Both Downs and Clute agreed to provide samples in February 2010, which were sent to the Joint POW/MIA Accounting Command Central Identification Laboratory in Hawaii, the largest skeletal-identification lab in the world.
The organization was founded in the 1970s, and since then more than 1,800 Americans have been identified. The agency has the capacity to investigate 1,000 cases simultaneously.
The lab has a Family Reference Sample database where DNA testing results are stored so they can be
used in future identification.
‘BOWLED OVER’
But it wasn’t DNA that led to Wax’s identification.
The embalming fluids used in Korea during the war damaged human remains, sometimes to the point where a proper DNA sample can’t be taken, Clute said.
Four of the nine unidentified men were ruled out on the basis of their biological profile, which includes factors like height and weight.
And four of the remaining five unknown soldiers were ruled out because of “irreconcilable dental discrepancies,” according to the Army’s Central Identification Lab Scientific Director Dr. Thomas D. Holland’s Jan. 17 report.
A current chest X-ray of his remains was superimposed on top of one taken in the 1950s, and the two matched, confirming Wax’s identity, Clute said.
He had finally been found.
“This just bowled us over,” she said. “Nothing had happened for so long.”
The remarkable thing, she added, was that no new information was used in the identification except for new expertise and specialty on the part of forensic anthropologists who work in the lab.
“A great amount of time and effort and care went into identifying him,” she said.
Hendrieth told Clute that the identification process is advanced enough that scientists were recently able to identify a soldier from World War I.
ARLINGTON HONORS
Even though he had been located, the question of Wax’s final resting place remained.
After being transferred to two cemeteries in South Korea, Wax had been buried in the National Memorial Cemetery of the Pacific in Honolulu, also known as the Punchbowl.
Wax’s father, Army Capt. John H. Wax, is also buried there.
John, a physician, was killed during World War II, in 1944, when the military plane on which he was traveling crashed into a mountain in an area of the Himalayan Mountains called “the Hump.”
But then retired Air Force Lt. Col. William Rowden of Plattsburgh, a friend of Clute’s, suggested that she and her family look into having her uncle buried in Arlington National Cemetery in Washington, D.C.
“As soon as he said that, it seemed perfect,” Clute said.
She checked with Hendrieth, and the Army made the funeral arrangements for June 20.
About 15 members of Clute’s extended family traveled there for the occasion.
“It was quite an experience. The formality of it, the ritual,” Clute said.

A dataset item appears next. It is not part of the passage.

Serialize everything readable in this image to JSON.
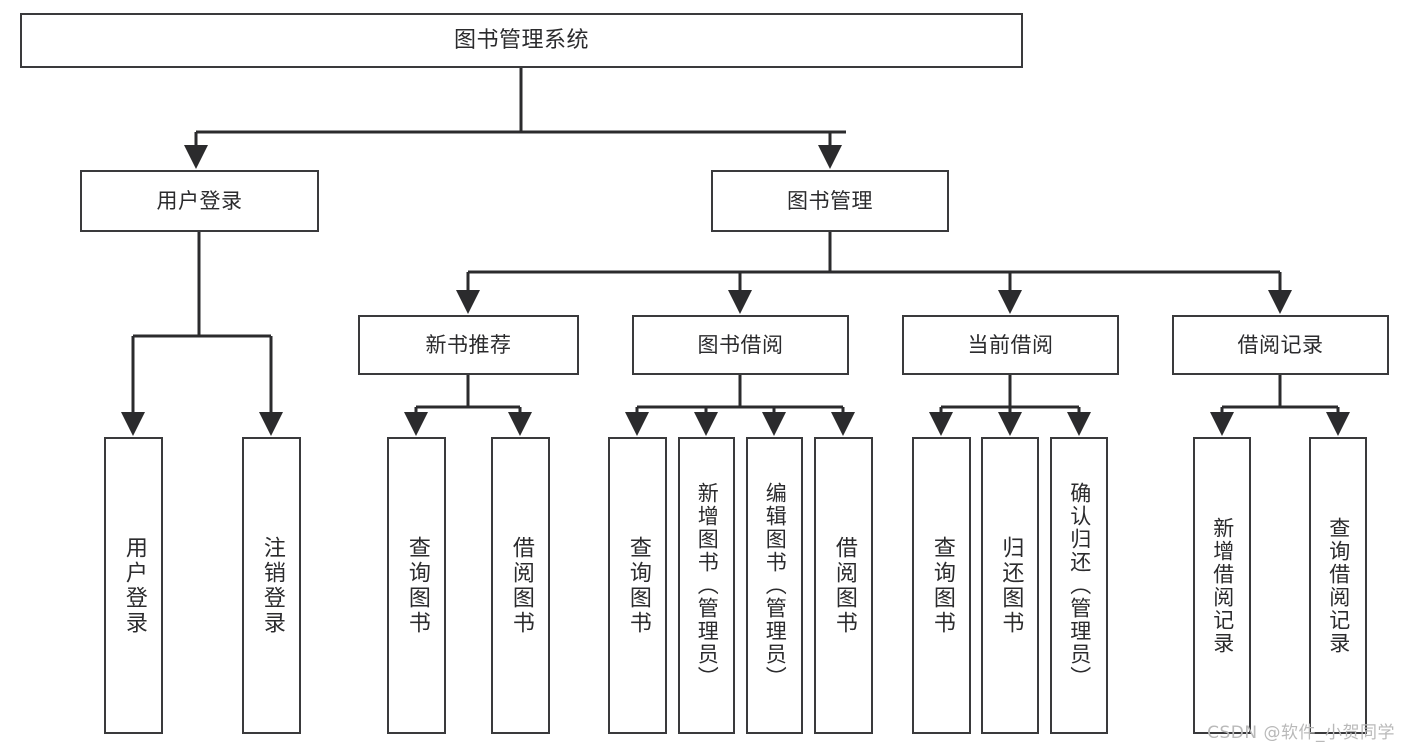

After the funeral, she was presented with a special triangle-shaped box that held the American flag that covered Wax’s casket during the ceremony, as well as his many military medals, including a Purple Heart.
BITTERSWEET
Despite their joy at Wax’s identification and the honor bestowed upon him at Arlington National Cemetery, the news has been somewhat bittersweet for Clute and her family.
“Each time I talk about it, my next thought is, it’s too bad Mom didn’t know.”
Clute’s mother, Mary Ann Wax Downs, died a week before Christmas 2009 at age 88.
The reaction of Clute and her siblings to the remarkable events have been very different from those their parents or grandparents would have had, she said.
“We’re a generation removed. It’s a different kind of emotion than if it had happened soon after his death.”
Clute wasn’t yet 5 when her uncle was killed. But his life has a new meaning to her now.
“It’s made us more aware of our family and who came before us.”